Genre: Third-Person Action

Platform: Xbox 360

Publisher: Capcom

Classification: 16 (PEGI)

At first the pace can seem a little slow and the control mechanics slightly awkward, but like the crazy unrecognisable and somewhat alien vines, shrubbery and foliage that inhabit some of the many beautiful locations experienced in Lost Planet 2, it’s a definite grower.

Taking place ten years after the original, the snow has started to thaw, meaning that the locations now have much more variation than before, each locale brimming with detailed beauty. Graphically things are a giant mechanised leap from Lost Planet, with many more fine touches and what seems like a film grain filter on top.

Campaign mode is the meat of this gastronomic feast, being playable in solo, with up to three AI controlled teammates or with three real people over system link or Xbox LIVE. There’s also the feature to go shoulder-to-shoulder with a friend via split-screen.

And that’s what the game is all about, rolling in a team and working together to thwart the enemy, whether it be the gross creatures known as Akrid or other teams of pirates. But because of the lobby style wait between levels, even the single player storyline progression can feel fractured and even broken.

Competitive multiplayer is also an option, offering plenty of variation through a plethora of maps and modes.
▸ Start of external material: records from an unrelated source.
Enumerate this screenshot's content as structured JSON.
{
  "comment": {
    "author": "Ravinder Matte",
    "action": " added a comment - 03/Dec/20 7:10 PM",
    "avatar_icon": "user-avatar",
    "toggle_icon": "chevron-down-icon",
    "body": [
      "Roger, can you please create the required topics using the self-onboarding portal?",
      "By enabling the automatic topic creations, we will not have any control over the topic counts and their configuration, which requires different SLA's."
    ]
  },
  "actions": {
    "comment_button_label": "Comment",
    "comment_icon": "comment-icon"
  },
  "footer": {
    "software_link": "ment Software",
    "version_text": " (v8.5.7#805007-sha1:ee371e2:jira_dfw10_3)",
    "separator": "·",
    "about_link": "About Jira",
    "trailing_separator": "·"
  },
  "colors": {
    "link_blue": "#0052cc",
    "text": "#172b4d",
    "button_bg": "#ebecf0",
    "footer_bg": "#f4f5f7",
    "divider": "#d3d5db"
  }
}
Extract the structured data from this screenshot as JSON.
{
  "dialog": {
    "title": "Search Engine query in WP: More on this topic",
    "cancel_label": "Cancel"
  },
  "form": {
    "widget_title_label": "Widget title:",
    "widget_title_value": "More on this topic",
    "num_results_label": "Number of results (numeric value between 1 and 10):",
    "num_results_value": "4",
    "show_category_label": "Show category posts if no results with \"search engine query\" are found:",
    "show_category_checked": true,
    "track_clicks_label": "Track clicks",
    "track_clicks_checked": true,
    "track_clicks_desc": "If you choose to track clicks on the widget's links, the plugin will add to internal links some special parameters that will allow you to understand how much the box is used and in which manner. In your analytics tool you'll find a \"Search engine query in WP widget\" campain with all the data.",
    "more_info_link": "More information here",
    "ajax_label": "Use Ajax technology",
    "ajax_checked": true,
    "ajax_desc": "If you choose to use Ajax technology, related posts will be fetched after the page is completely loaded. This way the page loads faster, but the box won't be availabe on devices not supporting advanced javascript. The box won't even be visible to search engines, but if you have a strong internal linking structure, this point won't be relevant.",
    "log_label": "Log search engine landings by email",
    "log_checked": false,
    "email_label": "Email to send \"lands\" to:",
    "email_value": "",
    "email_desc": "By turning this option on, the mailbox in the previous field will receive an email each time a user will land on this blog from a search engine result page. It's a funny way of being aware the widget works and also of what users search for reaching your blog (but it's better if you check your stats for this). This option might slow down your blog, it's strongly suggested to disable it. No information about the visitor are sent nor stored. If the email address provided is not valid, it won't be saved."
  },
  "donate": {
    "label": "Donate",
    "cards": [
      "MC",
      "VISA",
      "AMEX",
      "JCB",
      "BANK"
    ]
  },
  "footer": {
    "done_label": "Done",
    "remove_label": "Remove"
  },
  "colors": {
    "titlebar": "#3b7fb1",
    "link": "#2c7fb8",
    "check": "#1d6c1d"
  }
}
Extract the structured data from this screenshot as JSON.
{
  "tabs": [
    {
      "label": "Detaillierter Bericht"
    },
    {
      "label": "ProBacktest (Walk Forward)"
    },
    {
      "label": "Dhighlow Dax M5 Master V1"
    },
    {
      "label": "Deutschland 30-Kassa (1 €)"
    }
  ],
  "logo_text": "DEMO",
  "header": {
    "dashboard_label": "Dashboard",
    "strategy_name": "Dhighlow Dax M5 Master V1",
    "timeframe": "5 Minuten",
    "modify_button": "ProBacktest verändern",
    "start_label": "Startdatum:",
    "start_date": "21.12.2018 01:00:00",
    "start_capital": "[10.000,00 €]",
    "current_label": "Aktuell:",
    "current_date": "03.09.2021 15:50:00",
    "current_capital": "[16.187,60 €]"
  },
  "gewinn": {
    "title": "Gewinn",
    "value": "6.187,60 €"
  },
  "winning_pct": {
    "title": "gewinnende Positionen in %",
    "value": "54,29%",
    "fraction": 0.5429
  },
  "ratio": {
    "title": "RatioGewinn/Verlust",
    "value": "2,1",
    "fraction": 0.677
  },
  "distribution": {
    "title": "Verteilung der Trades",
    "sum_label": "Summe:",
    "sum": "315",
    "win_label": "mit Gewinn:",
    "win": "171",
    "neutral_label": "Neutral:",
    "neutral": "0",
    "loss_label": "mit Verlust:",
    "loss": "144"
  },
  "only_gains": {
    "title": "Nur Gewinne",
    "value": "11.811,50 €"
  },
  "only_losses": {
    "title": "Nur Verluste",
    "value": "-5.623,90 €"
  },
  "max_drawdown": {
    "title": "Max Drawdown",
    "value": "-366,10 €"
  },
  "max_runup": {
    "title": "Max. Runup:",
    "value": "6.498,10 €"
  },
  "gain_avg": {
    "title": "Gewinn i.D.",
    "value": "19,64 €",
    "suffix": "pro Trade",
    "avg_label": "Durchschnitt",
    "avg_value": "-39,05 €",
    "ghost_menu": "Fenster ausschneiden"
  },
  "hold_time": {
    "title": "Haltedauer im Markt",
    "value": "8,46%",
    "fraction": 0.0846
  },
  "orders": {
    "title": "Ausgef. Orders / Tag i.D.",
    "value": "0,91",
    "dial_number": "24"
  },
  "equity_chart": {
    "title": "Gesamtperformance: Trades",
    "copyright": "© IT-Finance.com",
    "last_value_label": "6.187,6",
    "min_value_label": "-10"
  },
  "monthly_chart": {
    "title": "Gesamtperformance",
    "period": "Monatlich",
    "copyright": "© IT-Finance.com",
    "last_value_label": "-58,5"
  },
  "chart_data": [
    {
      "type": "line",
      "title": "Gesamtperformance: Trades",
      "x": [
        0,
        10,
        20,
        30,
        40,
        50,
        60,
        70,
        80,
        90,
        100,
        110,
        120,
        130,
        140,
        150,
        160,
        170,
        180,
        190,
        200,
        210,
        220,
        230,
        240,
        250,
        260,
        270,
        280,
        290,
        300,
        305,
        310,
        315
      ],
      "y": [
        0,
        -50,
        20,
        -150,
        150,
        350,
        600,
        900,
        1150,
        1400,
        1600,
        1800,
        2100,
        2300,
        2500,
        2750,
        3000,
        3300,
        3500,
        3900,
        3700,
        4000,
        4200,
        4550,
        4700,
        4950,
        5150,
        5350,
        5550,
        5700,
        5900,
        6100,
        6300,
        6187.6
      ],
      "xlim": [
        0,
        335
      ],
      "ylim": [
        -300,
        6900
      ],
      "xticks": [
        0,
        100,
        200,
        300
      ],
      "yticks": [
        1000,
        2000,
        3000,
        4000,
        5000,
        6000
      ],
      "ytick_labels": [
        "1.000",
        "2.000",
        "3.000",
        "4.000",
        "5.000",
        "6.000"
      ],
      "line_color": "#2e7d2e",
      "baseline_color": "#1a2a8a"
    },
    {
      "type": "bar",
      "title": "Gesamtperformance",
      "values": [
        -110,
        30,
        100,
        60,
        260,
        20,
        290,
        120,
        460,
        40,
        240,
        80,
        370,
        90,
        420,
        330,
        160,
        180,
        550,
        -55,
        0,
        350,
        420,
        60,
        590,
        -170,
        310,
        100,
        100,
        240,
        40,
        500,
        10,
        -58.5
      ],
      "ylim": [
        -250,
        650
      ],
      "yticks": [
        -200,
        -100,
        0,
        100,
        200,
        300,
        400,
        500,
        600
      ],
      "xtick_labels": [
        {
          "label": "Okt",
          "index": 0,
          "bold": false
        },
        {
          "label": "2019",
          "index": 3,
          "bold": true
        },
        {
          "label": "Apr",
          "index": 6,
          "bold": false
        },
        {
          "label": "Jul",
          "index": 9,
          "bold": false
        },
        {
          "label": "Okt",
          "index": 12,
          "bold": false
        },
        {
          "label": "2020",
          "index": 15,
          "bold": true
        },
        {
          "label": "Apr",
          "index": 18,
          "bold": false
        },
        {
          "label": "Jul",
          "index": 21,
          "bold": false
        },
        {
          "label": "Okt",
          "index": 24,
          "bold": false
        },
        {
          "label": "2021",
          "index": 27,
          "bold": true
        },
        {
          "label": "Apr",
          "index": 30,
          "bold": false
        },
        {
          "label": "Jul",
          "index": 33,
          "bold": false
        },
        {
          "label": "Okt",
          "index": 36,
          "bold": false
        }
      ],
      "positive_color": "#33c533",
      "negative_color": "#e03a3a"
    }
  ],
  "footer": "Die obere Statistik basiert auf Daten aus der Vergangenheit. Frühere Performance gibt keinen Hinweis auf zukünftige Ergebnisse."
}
It's the size of the Akrids that makes Lost Planet 2 stand out so radically from any other game. Who doesn’t like the prospect of working in a team to pepper foul creatures with bullets, grappling up onto their grotesquely ugly limbs in order to get a better vantagepoint of their fleshy orange weak points? It sounds grim, it sounds harsh and it sounds dangerous, but that’s life on these war-ravaged lands.

Unfortunately the controls are clunky to the extent that the characters feels robotic, even when not in one of the mechanical Vital Suits. It's a problem that should have been addressed as it lets the otherwise nice package down dramatically.